Something that can jump off the screen right away for a lineman is power. With Slauson think of the first time shaking hands with someone who had a handshake that made you shake it off to get rid of the pain. That's the kind of strength in his hands Slauson has. On double teams, he has a few "wow" blocks where he had the defender on skates. He snatches you up, and that's pretty much all she wrote. That was almost the entirety of the Charger game.

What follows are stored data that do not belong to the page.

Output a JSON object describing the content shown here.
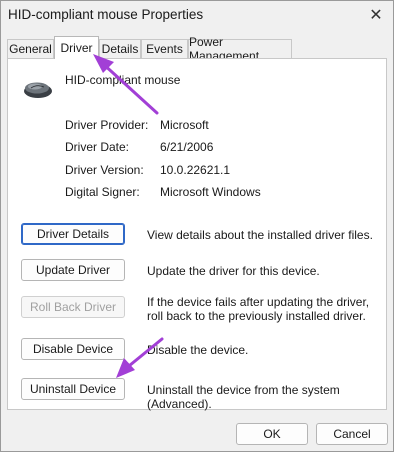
{
  "window": {
    "title": "HID-compliant mouse Properties",
    "close_glyph": "✕"
  },
  "tabs": [
    {
      "label": "General",
      "active": false
    },
    {
      "label": "Driver",
      "active": true
    },
    {
      "label": "Details",
      "active": false
    },
    {
      "label": "Events",
      "active": false
    },
    {
      "label": "Power Management",
      "active": false
    }
  ],
  "device": {
    "name": "HID-compliant mouse",
    "icon": "mouse-icon"
  },
  "driver_info": [
    {
      "label": "Driver Provider:",
      "value": "Microsoft"
    },
    {
      "label": "Driver Date:",
      "value": "6/21/2006"
    },
    {
      "label": "Driver Version:",
      "value": "10.0.22621.1"
    },
    {
      "label": "Digital Signer:",
      "value": "Microsoft Windows"
    }
  ],
  "actions": [
    {
      "label": "Driver Details",
      "description": "View details about the installed driver files.",
      "enabled": true
    },
    {
      "label": "Update Driver",
      "description": "Update the driver for this device.",
      "enabled": true
    },
    {
      "label": "Roll Back Driver",
      "description": "If the device fails after updating the driver, roll back to the previously installed driver.",
      "enabled": false
    },
    {
      "label": "Disable Device",
      "description": "Disable the device.",
      "enabled": true
    },
    {
      "label": "Uninstall Device",
      "description": "Uninstall the device from the system (Advanced).",
      "enabled": true
    }
  ],
  "footer": {
    "ok_label": "OK",
    "cancel_label": "Cancel"
  },
  "colors": {
    "annotation_arrow": "#a23fd6",
    "focus_border": "#2f68c7"
  }
}
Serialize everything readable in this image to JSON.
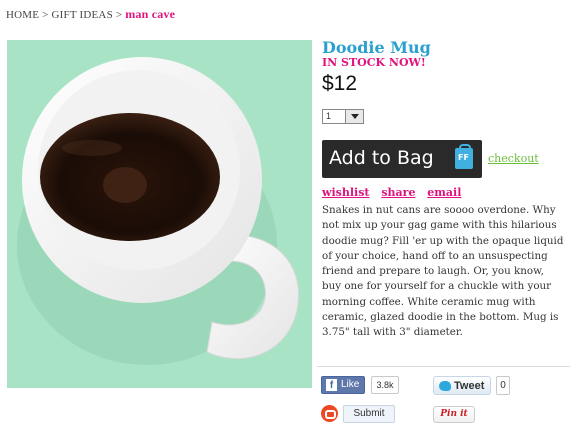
{
  "breadcrumb": {
    "home": "HOME",
    "sep1": ">",
    "gift_ideas": "GIFT IDEAS",
    "sep2": ">",
    "current": "man cave"
  },
  "product": {
    "title": "Doodie Mug",
    "stock": "IN STOCK NOW!",
    "price": "$12",
    "quantity": "1",
    "add_to_bag": "Add to Bag",
    "bag_icon_text": "FF",
    "checkout": "checkout",
    "actions": [
      "wishlist",
      "share",
      "email"
    ],
    "description": "Snakes in nut cans are soooo overdone. Why not mix up your gag game with this hilarious doodie mug? Fill 'er up with the opaque liquid of your choice, hand off to an unsuspecting friend and prepare to laugh. Or, you know, buy one for yourself for a chuckle with your morning coffee. White ceramic mug with ceramic, glazed doodie in the bottom. Mug is 3.75\" tall with 3\" diameter."
  },
  "social": {
    "fb_label": "Like",
    "fb_count": "3.8k",
    "tweet_label": "Tweet",
    "tweet_count": "0",
    "submit_label": "Submit",
    "pin_label": "Pin it"
  },
  "colors": {
    "accent_pink": "#e0127e",
    "title_blue": "#2aa0cf",
    "checkout_green": "#6bbd3c",
    "image_bg": "#a9e3c6"
  }
}
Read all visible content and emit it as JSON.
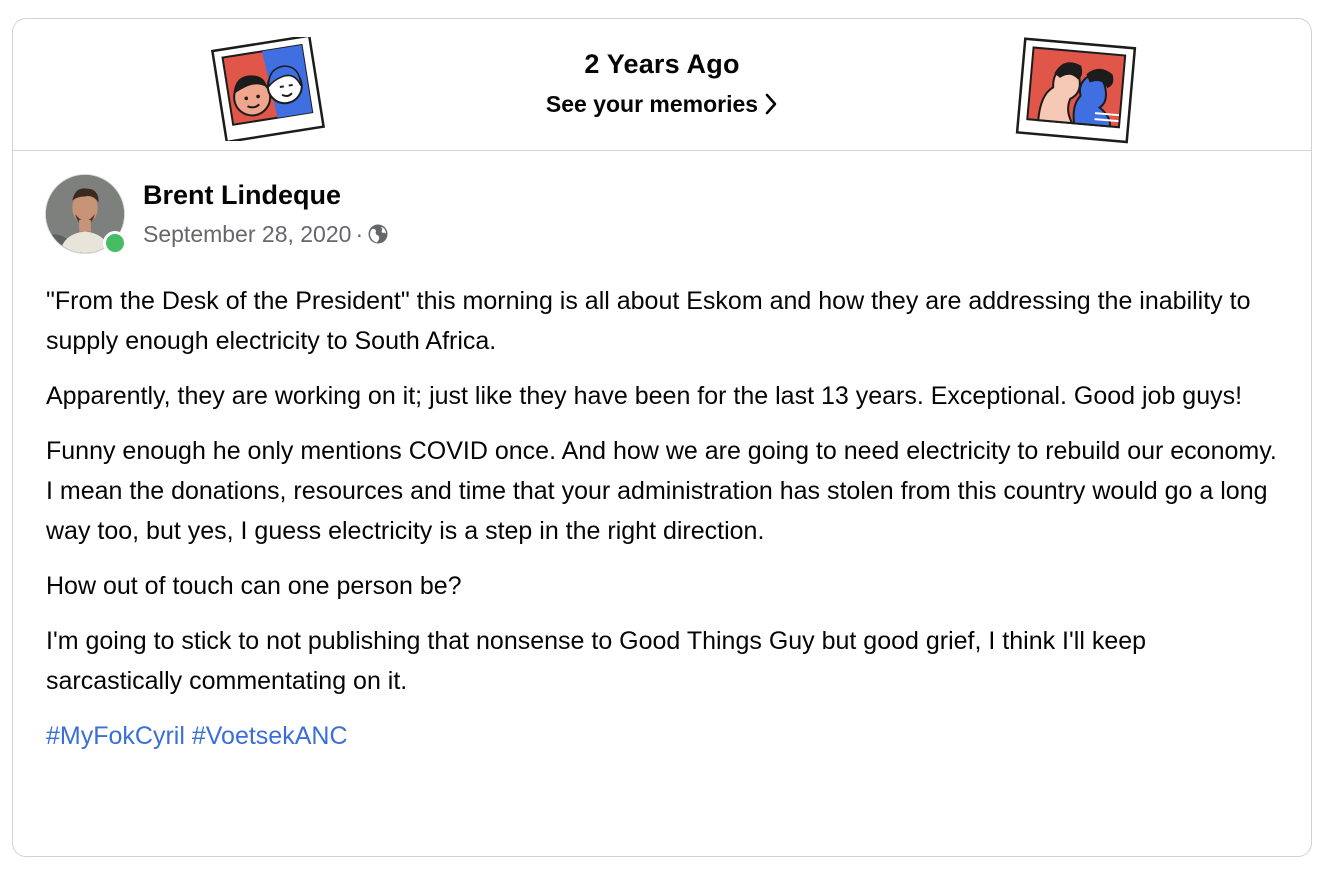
{
  "memories": {
    "title": "2 Years Ago",
    "link_label": "See your memories",
    "icons": [
      "friends-polaroid-icon",
      "kiss-polaroid-icon",
      "chevron-right-icon"
    ]
  },
  "post": {
    "author": "Brent Lindeque",
    "date": "September 28, 2020",
    "separator": "·",
    "audience_icon": "globe-icon",
    "online": true,
    "paragraphs": [
      "\"From the Desk of the President\" this morning is all about Eskom and how they are addressing the inability to supply enough electricity to South Africa.",
      "Apparently, they are working on it; just like they have been for the last 13 years. Exceptional. Good job guys!",
      "Funny enough he only mentions COVID once. And how we are going to need electricity to rebuild our economy. I mean the donations, resources and time that your administration has stolen from this country would go a long way too, but yes, I guess electricity is a step in the right direction.",
      "How out of touch can one person be?",
      "I'm going to stick to not publishing that nonsense to Good Things Guy but good grief, I think I'll keep sarcastically commentating on it."
    ],
    "hashtags": [
      "#MyFokCyril",
      "#VoetsekANC"
    ]
  },
  "colors": {
    "link": "#3a6fd8",
    "meta": "#65676b",
    "online": "#45bd62",
    "border": "#cfd2d6"
  }
}
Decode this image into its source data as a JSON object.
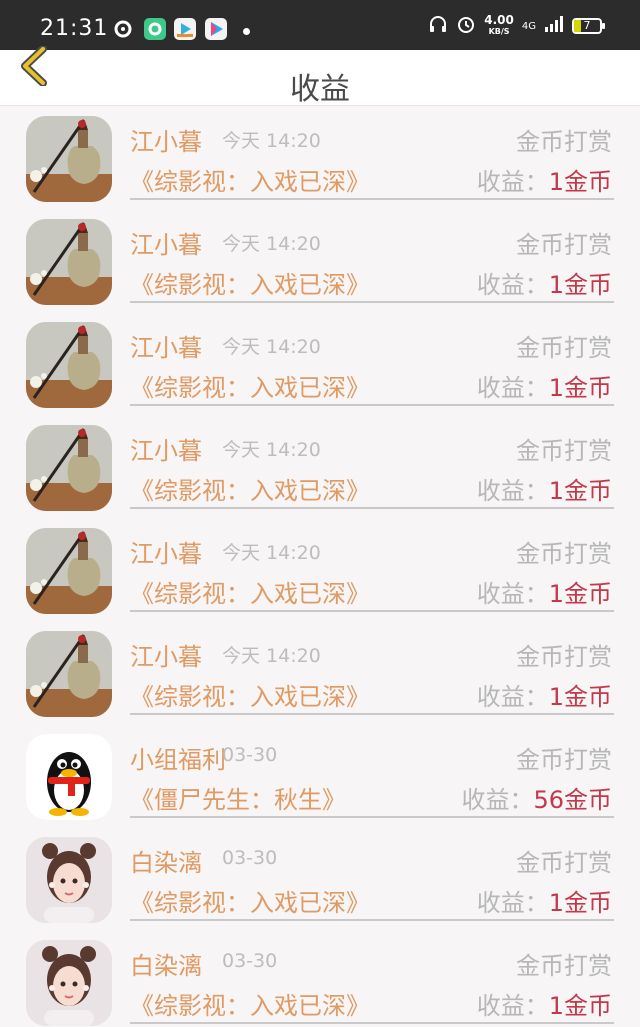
{
  "status_bar": {
    "time": "21:31",
    "net_speed": "4.00",
    "net_unit": "KB/S",
    "network": "4G",
    "battery": "7"
  },
  "header": {
    "title": "收益",
    "back_icon": "chevron-left-icon"
  },
  "colors": {
    "accent": "#e09a63",
    "amount": "#c23a49",
    "muted": "#b7b7b7",
    "back": "#e7c02b"
  },
  "rows": [
    {
      "name": "江小暮",
      "time": "今天 14:20",
      "tag": "金币打赏",
      "book": "《综影视：入戏已深》",
      "earn_label": "收益：",
      "amount": "1金币",
      "avatar": "vase"
    },
    {
      "name": "江小暮",
      "time": "今天 14:20",
      "tag": "金币打赏",
      "book": "《综影视：入戏已深》",
      "earn_label": "收益：",
      "amount": "1金币",
      "avatar": "vase"
    },
    {
      "name": "江小暮",
      "time": "今天 14:20",
      "tag": "金币打赏",
      "book": "《综影视：入戏已深》",
      "earn_label": "收益：",
      "amount": "1金币",
      "avatar": "vase"
    },
    {
      "name": "江小暮",
      "time": "今天 14:20",
      "tag": "金币打赏",
      "book": "《综影视：入戏已深》",
      "earn_label": "收益：",
      "amount": "1金币",
      "avatar": "vase"
    },
    {
      "name": "江小暮",
      "time": "今天 14:20",
      "tag": "金币打赏",
      "book": "《综影视：入戏已深》",
      "earn_label": "收益：",
      "amount": "1金币",
      "avatar": "vase"
    },
    {
      "name": "江小暮",
      "time": "今天 14:20",
      "tag": "金币打赏",
      "book": "《综影视：入戏已深》",
      "earn_label": "收益：",
      "amount": "1金币",
      "avatar": "vase"
    },
    {
      "name": "小组福利",
      "time": "03-30",
      "tag": "金币打赏",
      "book": "《僵尸先生：秋生》",
      "earn_label": "收益：",
      "amount": "56金币",
      "avatar": "penguin"
    },
    {
      "name": "白染漓",
      "time": "03-30",
      "tag": "金币打赏",
      "book": "《综影视：入戏已深》",
      "earn_label": "收益：",
      "amount": "1金币",
      "avatar": "girl"
    },
    {
      "name": "白染漓",
      "time": "03-30",
      "tag": "金币打赏",
      "book": "《综影视：入戏已深》",
      "earn_label": "收益：",
      "amount": "1金币",
      "avatar": "girl"
    }
  ]
}
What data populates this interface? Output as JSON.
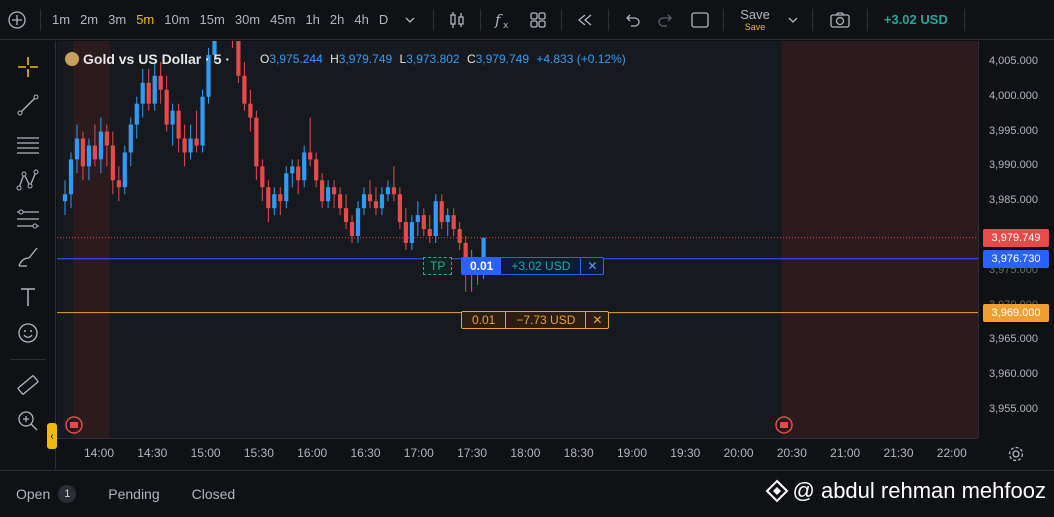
{
  "toolbar": {
    "timeframes": [
      "1m",
      "2m",
      "3m",
      "5m",
      "10m",
      "15m",
      "30m",
      "45m",
      "1h",
      "2h",
      "4h",
      "D"
    ],
    "active_timeframe": "5m",
    "save_label": "Save",
    "save_sub": "Save",
    "pnl": "+3.02 USD"
  },
  "legend": {
    "symbol": "Gold vs US Dollar · 5 ·",
    "o_label": "O",
    "o": "3,975.244",
    "h_label": "H",
    "h": "3,979.749",
    "l_label": "L",
    "l": "3,973.802",
    "c_label": "C",
    "c": "3,979.749",
    "change": "+4.833 (+0.12%)"
  },
  "positions": {
    "tp_tag": "TP",
    "tp_qty": "0.01",
    "tp_pnl": "+3.02 USD",
    "sl_qty": "0.01",
    "sl_pnl": "−7.73 USD",
    "close_glyph": "✕"
  },
  "price_axis": {
    "ticks": [
      "4,005.000",
      "4,000.000",
      "3,995.000",
      "3,990.000",
      "3,985.000",
      "3,965.000",
      "3,960.000",
      "3,955.000"
    ],
    "partial_ticks": [
      "3,975.000",
      "3,970.000"
    ],
    "badges": [
      {
        "label": "3,979.749",
        "color": "#e84a4a"
      },
      {
        "label": "3,976.730",
        "color": "#2962ff"
      },
      {
        "label": "3,969.000",
        "color": "#f0a030"
      }
    ]
  },
  "time_axis": {
    "ticks": [
      "14:00",
      "14:30",
      "15:00",
      "15:30",
      "16:00",
      "16:30",
      "17:00",
      "17:30",
      "18:00",
      "18:30",
      "19:00",
      "19:30",
      "20:00",
      "20:30",
      "21:00",
      "21:30",
      "22:00"
    ]
  },
  "chart_data": {
    "type": "candlestick",
    "symbol": "XAUUSD",
    "ylim": [
      3951,
      4008
    ],
    "candles": [
      [
        3985,
        3988,
        3983,
        3986
      ],
      [
        3986,
        3992,
        3984,
        3991
      ],
      [
        3991,
        3996,
        3989,
        3994
      ],
      [
        3994,
        3995,
        3988,
        3990
      ],
      [
        3990,
        3994,
        3988,
        3993
      ],
      [
        3993,
        3996,
        3990,
        3991
      ],
      [
        3991,
        3997,
        3989,
        3995
      ],
      [
        3995,
        3996,
        3990,
        3993
      ],
      [
        3993,
        3995,
        3986,
        3988
      ],
      [
        3988,
        3990,
        3985,
        3987
      ],
      [
        3987,
        3993,
        3986,
        3992
      ],
      [
        3992,
        3997,
        3990,
        3996
      ],
      [
        3996,
        4000,
        3994,
        3999
      ],
      [
        3999,
        4004,
        3997,
        4002
      ],
      [
        4002,
        4004,
        3998,
        3999
      ],
      [
        3999,
        4005,
        3998,
        4003
      ],
      [
        4003,
        4005,
        3999,
        4001
      ],
      [
        4001,
        4003,
        3995,
        3996
      ],
      [
        3996,
        3999,
        3993,
        3998
      ],
      [
        3998,
        3999,
        3992,
        3994
      ],
      [
        3994,
        3996,
        3990,
        3992
      ],
      [
        3992,
        3996,
        3991,
        3994
      ],
      [
        3994,
        3998,
        3992,
        3993
      ],
      [
        3993,
        4001,
        3992,
        4000
      ],
      [
        4000,
        4007,
        3999,
        4006
      ],
      [
        4006,
        4012,
        4005,
        4010
      ],
      [
        4010,
        4014,
        4008,
        4012
      ],
      [
        4012,
        4013,
        4009,
        4011
      ],
      [
        4011,
        4012,
        4007,
        4008
      ],
      [
        4008,
        4009,
        4002,
        4003
      ],
      [
        4003,
        4005,
        3998,
        3999
      ],
      [
        3999,
        4001,
        3995,
        3997
      ],
      [
        3997,
        3998,
        3988,
        3990
      ],
      [
        3990,
        3991,
        3985,
        3987
      ],
      [
        3987,
        3988,
        3982,
        3984
      ],
      [
        3984,
        3987,
        3983,
        3986
      ],
      [
        3986,
        3987,
        3983,
        3985
      ],
      [
        3985,
        3990,
        3984,
        3989
      ],
      [
        3989,
        3991,
        3987,
        3990
      ],
      [
        3990,
        3991,
        3986,
        3988
      ],
      [
        3988,
        3993,
        3987,
        3992
      ],
      [
        3992,
        3997,
        3990,
        3991
      ],
      [
        3991,
        3992,
        3987,
        3988
      ],
      [
        3988,
        3989,
        3984,
        3985
      ],
      [
        3985,
        3988,
        3984,
        3987
      ],
      [
        3987,
        3988,
        3984,
        3986
      ],
      [
        3986,
        3987,
        3983,
        3984
      ],
      [
        3984,
        3986,
        3981,
        3982
      ],
      [
        3982,
        3983,
        3979,
        3980
      ],
      [
        3980,
        3985,
        3979,
        3984
      ],
      [
        3984,
        3987,
        3983,
        3986
      ],
      [
        3986,
        3988,
        3984,
        3985
      ],
      [
        3985,
        3987,
        3983,
        3984
      ],
      [
        3984,
        3987,
        3983,
        3986
      ],
      [
        3986,
        3988,
        3985,
        3987
      ],
      [
        3987,
        3990,
        3985,
        3986
      ],
      [
        3986,
        3987,
        3981,
        3982
      ],
      [
        3982,
        3984,
        3978,
        3979
      ],
      [
        3979,
        3983,
        3978,
        3982
      ],
      [
        3982,
        3985,
        3980,
        3983
      ],
      [
        3983,
        3984,
        3980,
        3981
      ],
      [
        3981,
        3983,
        3979,
        3980
      ],
      [
        3980,
        3986,
        3979,
        3985
      ],
      [
        3985,
        3986,
        3981,
        3982
      ],
      [
        3982,
        3984,
        3980,
        3983
      ],
      [
        3983,
        3984,
        3980,
        3981
      ],
      [
        3981,
        3982,
        3978,
        3979
      ],
      [
        3979,
        3980,
        3972,
        3975
      ],
      [
        3975,
        3978,
        3972,
        3976
      ],
      [
        3976,
        3977,
        3973,
        3975
      ],
      [
        3975.244,
        3979.749,
        3973.802,
        3979.749
      ]
    ],
    "horizontal_lines": [
      {
        "price": 3979.749,
        "style": "dotted",
        "color": "#e84a4a"
      },
      {
        "price": 3976.73,
        "style": "solid",
        "color": "#2962ff"
      },
      {
        "price": 3969.0,
        "style": "solid",
        "color": "#f0a030"
      }
    ],
    "session_shading": [
      "before 14:00",
      "after 20:30"
    ],
    "up_color": "#2e9cf7",
    "down_color": "#e84a4a"
  },
  "bottom": {
    "tabs": [
      "Open",
      "Pending",
      "Closed"
    ],
    "open_count": "1",
    "watermark": "@ abdul rehman mehfooz"
  }
}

He's so damn big and strong that he can just absorb contact when guys get their hands on him first. Where Slauson does run into trouble in the run game is that his feet don't always move when he's "in the phone booth." Slauson will be in engaged, or look to engage a defender, and said defender was able to get around him because his feet get stuck in quicksand.

Working in space

This doesn't mean Slauson has poor footwork because that couldn't be further from the truth. He isn't a great athlete, and it doesn't take long to figure that out. Where Slauson excels at is understanding angles and getting out of the gate fast. Some players are uber-athletic but because they are in their stance too long they can't get to their spots. Whether it's pulling or working to the 2nd level. Quick feet and his ability to open his hips allow Slauson to get his to where he needs to be.

Slauson isn't graceful, and it doesn't always look pretty, but he does his job and keeps himself in between the ball-carrier and the defender. That's what matters when the play is over. Against the Rams, he helped spring a 79-yard touchdown run. Watch him rumble out in space, break down, and cut the safety.

That's impressive. That's what Melvin Gordon needs. Something like that to help spring him.

Because his feet to get stuck in quicksand and he gets off balance every now and then and whiffs at the second level, the run game isn't Slauson's strong suit. That's not to say he's a slouch; he just has areas I mentioned that he can work on. On a scale of 10, I'd say Slauson is about a 7. Which is more than competent and quite the upgrade from the Notre Dame duo the Chargers fielded a year ago.

Pass Pro

The reason the run game isn't his strong suit is because he is a dog in the passing game. The object is to keep Philip Rivers upright then there's not a better option than their 3rd round pick and Slauson. In the 5 games Slauson gave up 1 sack and that was against some scrub named Aaron Donald. Handling stunts. Check. Finding work when you're uncovered. Check. Keeping defenders at bay 1-on-1. Check. I've mentioned how strong he is and that's apparent when defenders try to bullrush him. What I do like is that Slauson is aggressive in pass protection and looks to make the first contact.

You can tell that this isn't Slauson's first rodeo. He's not easily fooled by counter moves. He's patient, and he trusts his strength if he is to lose on an initial move. Under control is something you notice when watching Slauson. He's calm and just isn't going to overreact. The sack he gave up against Donald he won initially, but Donald countered with his hands and redirected the opposite way. He basically just beat him to his spot. Quicker defenders can get the better of Slauson. Here's a look at him against the Raiders.

I'd give Slauson an 8.5/10 in pass protection. I love his awareness when he's uncovered. That was another big issue with the center position a year ago.

What to expect

The Chargers did a great job of upgrading the center position with a reliable veteran. Slauson is country strong and compliments the rest of the offensive line well. Though not a great athlete he has the ability to make plays in space last years centers could not. An easy upgrade that if nothing else gives you great depth and is a stopgap center for when Max Tuerk is ready to take over. Watching 5 games on him I'm much more comfortable with the signing and can finally breathe a sigh of relief knowing Rivers will have a pocket to step up into. This whole "sign/draft" good players strategy is a nice change and something I could definitely get used to.